Pulling Clean Structured Data Out of Language Models

When teams start using language models to pull information out of documents, emails, transcripts, or messy spreadsheets, the same handful of questions surface again and again. Why does the model sometimes invent fields that were never in the source? How do you guarantee the output is valid JSON every time? What do you do when a document has the data you need but expresses it in three different ways?

These are not abstract concerns. They are the practical obstacles that stand between a promising demo and a production pipeline that processes thousands of records without a human babysitting it. The answers are knowable, and most of them come down to a few well-understood techniques rather than secret tricks.

This article collects the questions we hear most often from teams building extraction workflows and answers each one directly. Where a topic deserves deeper treatment, you will find links to companion pieces that go further.

What Exactly Counts as Data Extraction Prompting?

Data extraction prompting is the practice of instructing a language model to read unstructured or semi-structured input and return specific, structured output. The input might be a contract, a customer support ticket, a PDF invoice, or a block of free-text notes. The output is usually a defined set of fields: names, dates, amounts, categories, or relationships.

How is it different from summarization?

Summarization asks the model to compress meaning. Extraction asks it to locate and transcribe specific values without interpretation. A summary of an invoice might say "a recent purchase of office supplies." An extraction would return the vendor, line items, subtotal, tax, and total exactly as they appear. The distinction matters because extraction tasks demand fidelity to the source, while summaries tolerate paraphrase.
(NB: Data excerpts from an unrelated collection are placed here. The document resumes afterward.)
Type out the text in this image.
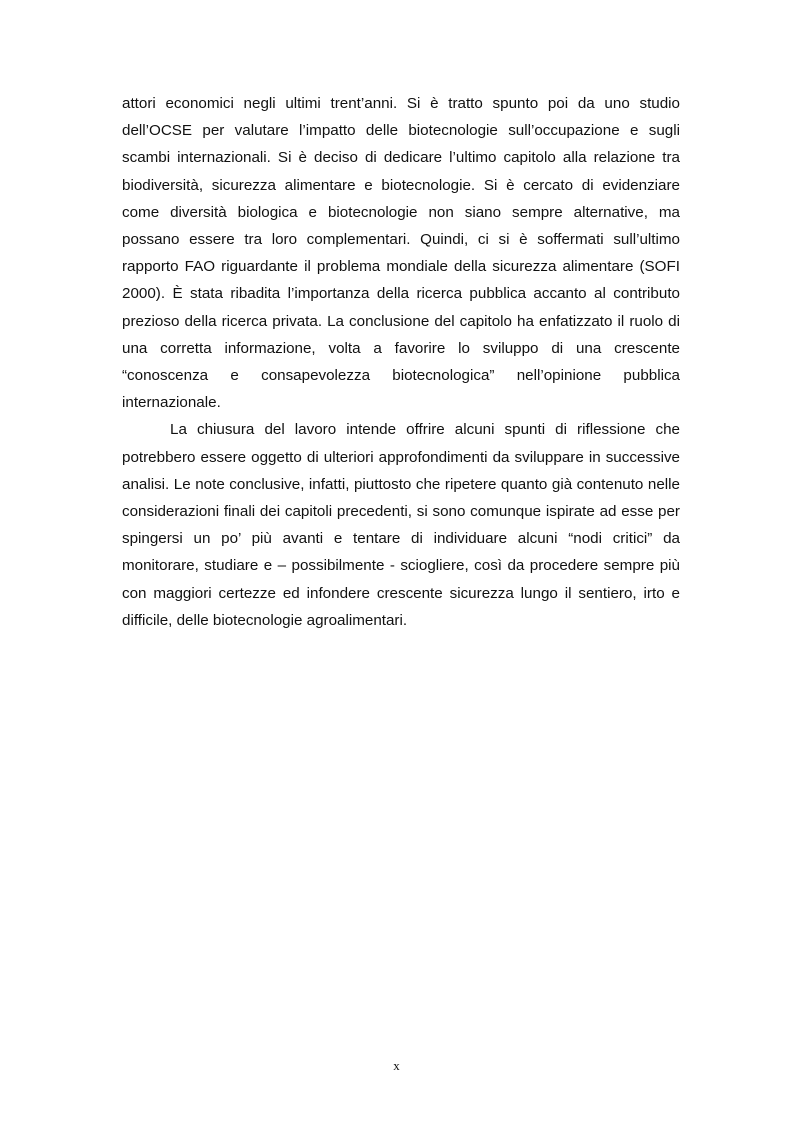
attori economici negli ultimi trent’anni. Si è tratto spunto poi da uno studio dell’OCSE per valutare l’impatto delle biotecnologie sull’occupazione e sugli scambi internazionali. Si è deciso di dedicare l’ultimo capitolo alla relazione tra biodiversità, sicurezza alimentare e biotecnologie. Si è cercato di evidenziare come diversità biologica e biotecnologie non siano sempre alternative, ma possano essere tra loro complementari. Quindi, ci si è soffermati sull’ultimo rapporto FAO riguardante il problema mondiale della sicurezza alimentare (SOFI 2000). È stata ribadita l’importanza della ricerca pubblica accanto al contributo prezioso della ricerca privata. La conclusione del capitolo ha enfatizzato il ruolo di una corretta informazione, volta a favorire lo sviluppo di una crescente “conoscenza e consapevolezza biotecnologica” nell’opinione pubblica internazionale.

La chiusura del lavoro intende offrire alcuni spunti di riflessione che potrebbero essere oggetto di ulteriori approfondimenti da sviluppare in successive analisi. Le note conclusive, infatti, piuttosto che ripetere quanto già contenuto nelle considerazioni finali dei capitoli precedenti, si sono comunque ispirate ad esse per spingersi un po’ più avanti e tentare di individuare alcuni “nodi critici” da monitorare, studiare e – possibilmente - sciogliere, così da procedere sempre più con maggiori certezze ed infondere crescente sicurezza lungo il sentiero, irto e difficile, delle biotecnologie agroalimentari.

x
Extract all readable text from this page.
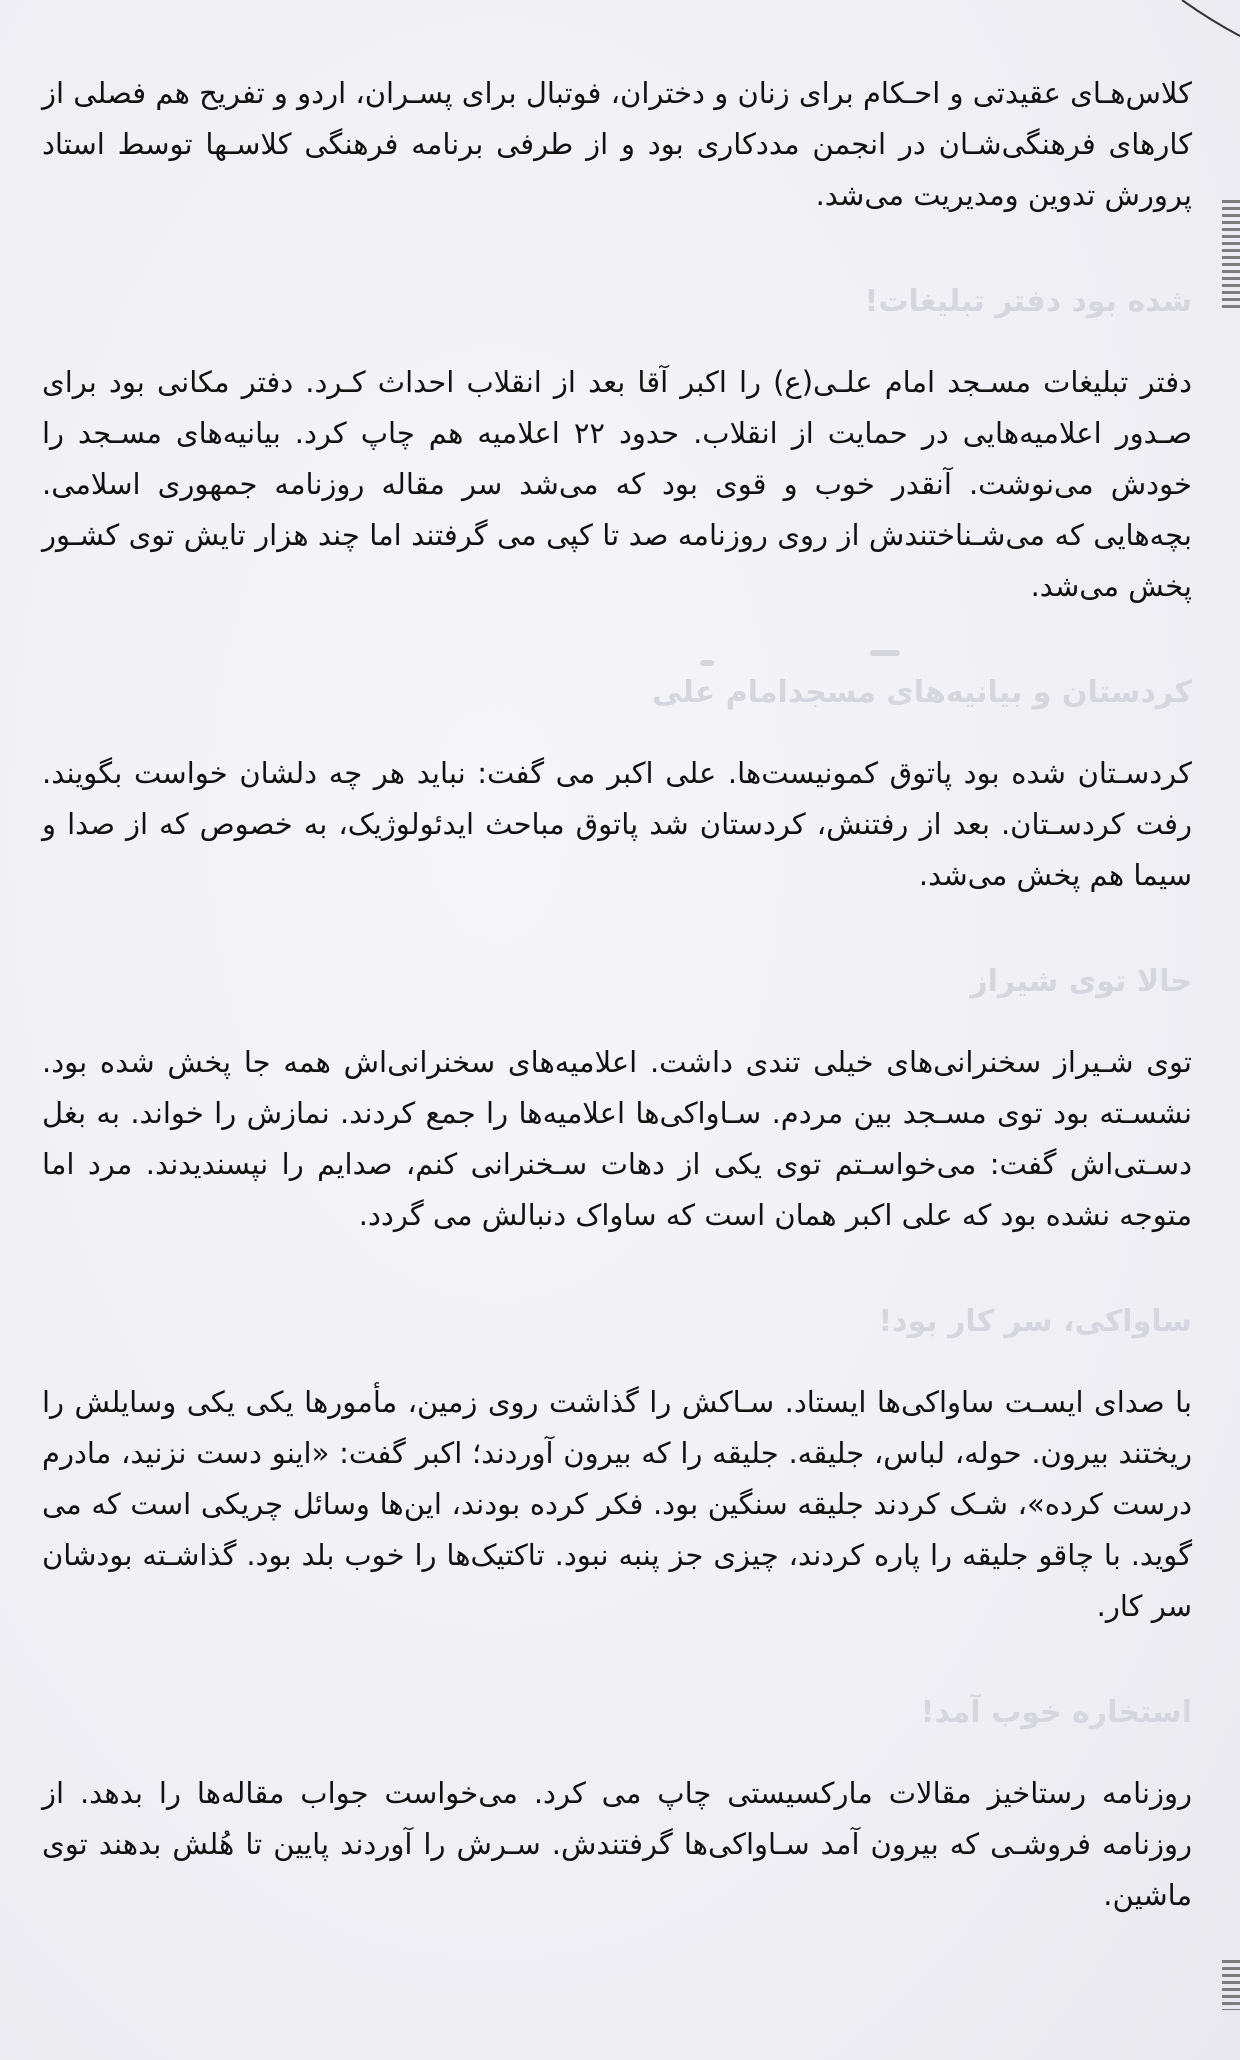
کلاس‌هـای عقیدتی و احـکام برای زنان و دختران، فوتبال برای پسـران، اردو و تفریح هم فصلی از کارهای فرهنگی‌شـان در انجمن مددکاری بود و از طرفی برنامه فرهنگی کلاسـها توسط استاد پرورش تدوین ومدیریت می‌شد.

شده بود دفتر تبلیغات!

دفتر تبلیغات مسـجد امام علـی(ع) را اکبر آقا بعد از انقلاب احداث کـرد. دفتر مکانی بود برای صـدور اعلامیه‌هایی در حمایت از انقلاب. حدود ۲۲ اعلامیه هم چاپ کرد. بیانیه‌های مسـجد را خودش می‌نوشت. آنقدر خوب و قوی بود که می‌شد سر مقاله روزنامه جمهوری اسلامی. بچه‌هایی که می‌شـناختندش از روی روزنامه صد تا کپی می گرفتند اما چند هزار تایش توی کشـور پخش می‌شد.

کردستان و بیانیه‌های مسجدامام علی

کردسـتان شده بود پاتوق کمونیست‌ها. علی اکبر می گفت: نباید هر چه دلشان خواست بگویند. رفت کردسـتان. بعد از رفتنش، کردستان شد پاتوق مباحث ایدئولوژیک، به خصوص که از صدا و سیما هم پخش می‌شد.

حالا توی شیراز

توی شـیراز سخنرانی‌های خیلی تندی داشت. اعلامیه‌های سخنرانی‌اش همه جا پخش شده بود. نشسـته بود توی مسـجد بین مردم. سـاواکی‌ها اعلامیه‌ها را جمع کردند. نمازش را خواند. به بغل دسـتی‌اش گفت: می‌خواسـتم توی یکی از دهات سـخنرانی کنم، صدایم را نپسندیدند. مرد اما متوجه نشده بود که علی اکبر همان است که ساواک دنبالش می گردد.

ساواکی، سر کار بود!

با صدای ایسـت ساواکی‌ها ایستاد. سـاکش را گذاشت روی زمین، مأمورها یکی یکی وسایلش را ریختند بیرون. حوله، لباس، جلیقه. جلیقه را که بیرون آوردند؛ اکبر گفت: «اینو دست نزنید، مادرم درست کرده»، شـک کردند جلیقه سنگین بود. فکر کرده بودند، این‌ها وسائل چریکی است که می گوید. با چاقو جلیقه را پاره کردند، چیزی جز پنبه نبود. تاکتیک‌ها را خوب بلد بود. گذاشـته بودشان سر کار.

استخاره خوب آمد!

روزنامه رستاخیز مقالات مارکسیستی چاپ می کرد. می‌خواست جواب مقاله‌ها را بدهد. از روزنامه فروشـی که بیرون آمد سـاواکی‌ها گرفتندش. سـرش را آوردند پایین تا هُلش بدهند توی ماشین.
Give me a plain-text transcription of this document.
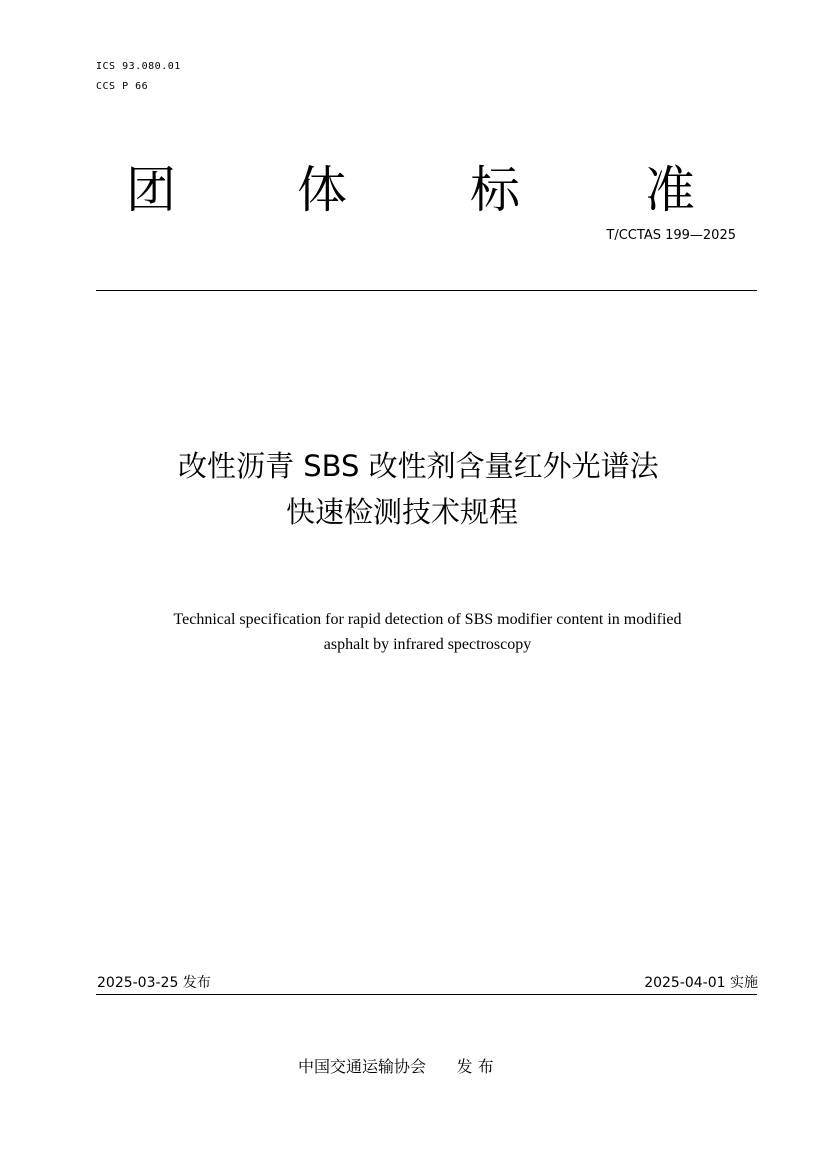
ICS 93.080.01
CCS P 66
团 体 标	准
T/CCTAS 199—2025
改性沥青 SBS 改性剂含量红外光谱法
快速检测技术规程
Technical specification for rapid detection of SBS modifier content in modified
asphalt by infrared spectroscopy
2025-03-25 发布	2025-04-01 实施
中国交通运输协会      发 布
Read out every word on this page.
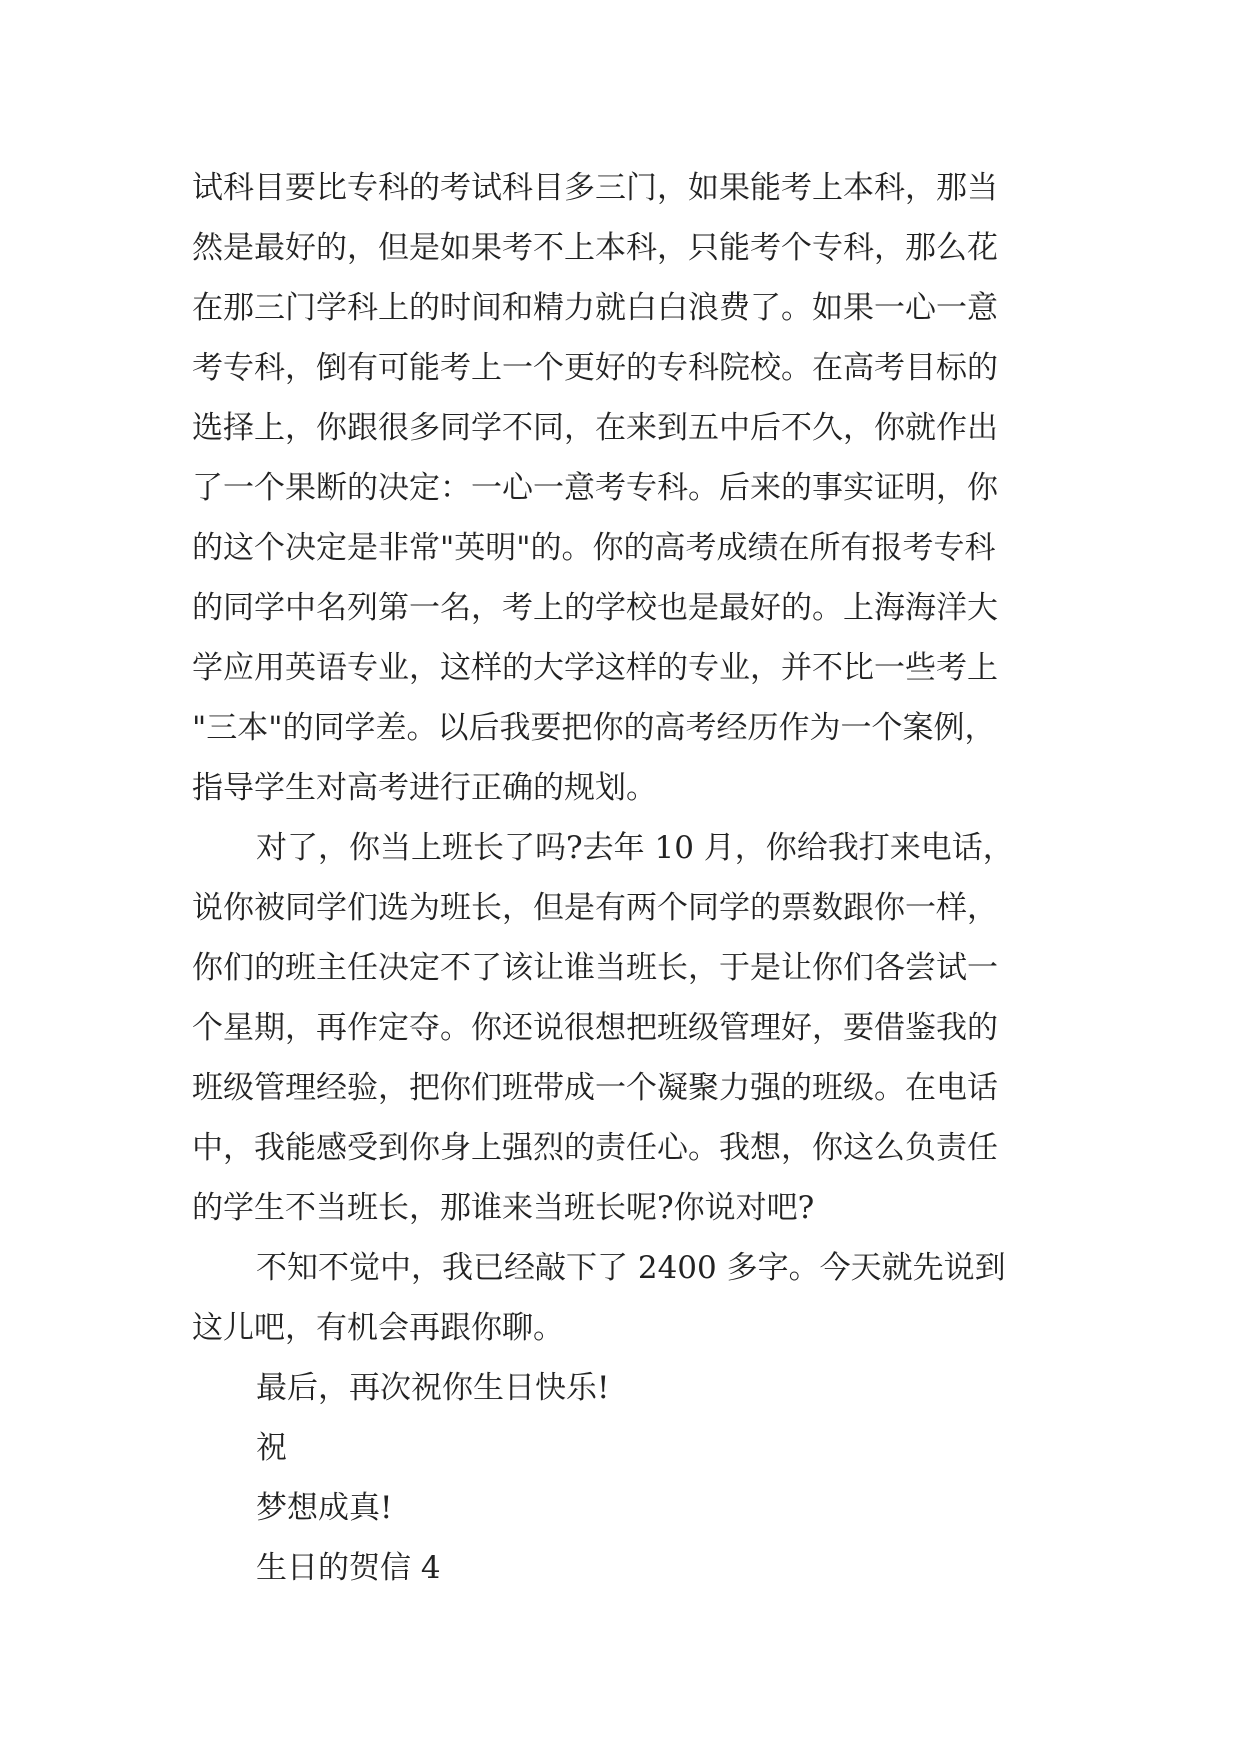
试科目要比专科的考试科目多三门，如果能考上本科，那当
然是最好的，但是如果考不上本科，只能考个专科，那么花
在那三门学科上的时间和精力就白白浪费了。如果一心一意
考专科，倒有可能考上一个更好的专科院校。在高考目标的
选择上，你跟很多同学不同，在来到五中后不久，你就作出
了一个果断的决定：一心一意考专科。后来的事实证明，你
的这个决定是非常"英明"的。你的高考成绩在所有报考专科
的同学中名列第一名，考上的学校也是最好的。上海海洋大
学应用英语专业，这样的大学这样的专业，并不比一些考上
"三本"的同学差。以后我要把你的高考经历作为一个案例，
指导学生对高考进行正确的规划。
对了，你当上班长了吗?去年 10 月，你给我打来电话，
说你被同学们选为班长，但是有两个同学的票数跟你一样，
你们的班主任决定不了该让谁当班长，于是让你们各尝试一
个星期，再作定夺。你还说很想把班级管理好，要借鉴我的
班级管理经验，把你们班带成一个凝聚力强的班级。在电话
中，我能感受到你身上强烈的责任心。我想，你这么负责任
的学生不当班长，那谁来当班长呢?你说对吧?
不知不觉中，我已经敲下了 2400 多字。今天就先说到
这儿吧，有机会再跟你聊。
最后，再次祝你生日快乐!
祝
梦想成真!
生日的贺信 4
Does the source need to be clean?

No, and that is the point. Models handle inconsistent formatting, typos, and varied phrasing far better than regular expressions or rigid parsers. The tradeoff is that you give up the deterministic guarantees of traditional parsing, which is why validation matters so much.

Why Does the Model Make Up Data That Is Not There?

Fabricated values, often called hallucinations, are the single biggest fear teams bring to extraction work. The model returns a phone number or a date that looks plausible but appears nowhere in the source.

What causes it?

Most fabrication happens for two reasons. First, the prompt implies that every field must be filled, so the model fills them rather than leaving blanks. Second, the field is genuinely absent and the model defaults to its training priors instead of admitting the gap.

How do you reduce it?

Explicitly permit null values. Tell the model to return an empty string or null when a field is not present in the source.
Ask the model to quote the supporting text. Requiring a short verbatim snippet for each extracted value forces the model to ground its answer in the document.
Keep the input window focused. Long, irrelevant context increases the odds the model pulls from the wrong place.

The 7 Common Mistakes with Prompting for Data Extraction (and How to Avoid Them) piece covers fabrication patterns in more depth, including the subtle ones that pass casual review.

How Do I Get Reliable JSON Output?

Structured output is the workhorse format for extraction because downstream systems can consume it directly. But early attempts often produce JSON wrapped in prose, trailing commas, or fields that drift from the schema.

Should I describe the schema in the prompt or use a tool?

Both approaches work, and the best one depends on your model and platform. Describing the schema inline, with an example, gives the model a clear target. Many modern model APIs also offer a structured-output or function-calling mode that constrains generation to a schema you define. When that mode is available, prefer it, because it eliminates an entire class of parsing failures.

What if I cannot use a constrained mode?

Provide one complete example of valid output, specify that the response must be JSON and nothing else, and validate the result programmatically. If parsing fails, retry with the error message appended to the prompt. The Best Practices That Actually Work guide walks through a resilient parse-and-retry loop.

How Many Examples Should I Include in the Prompt?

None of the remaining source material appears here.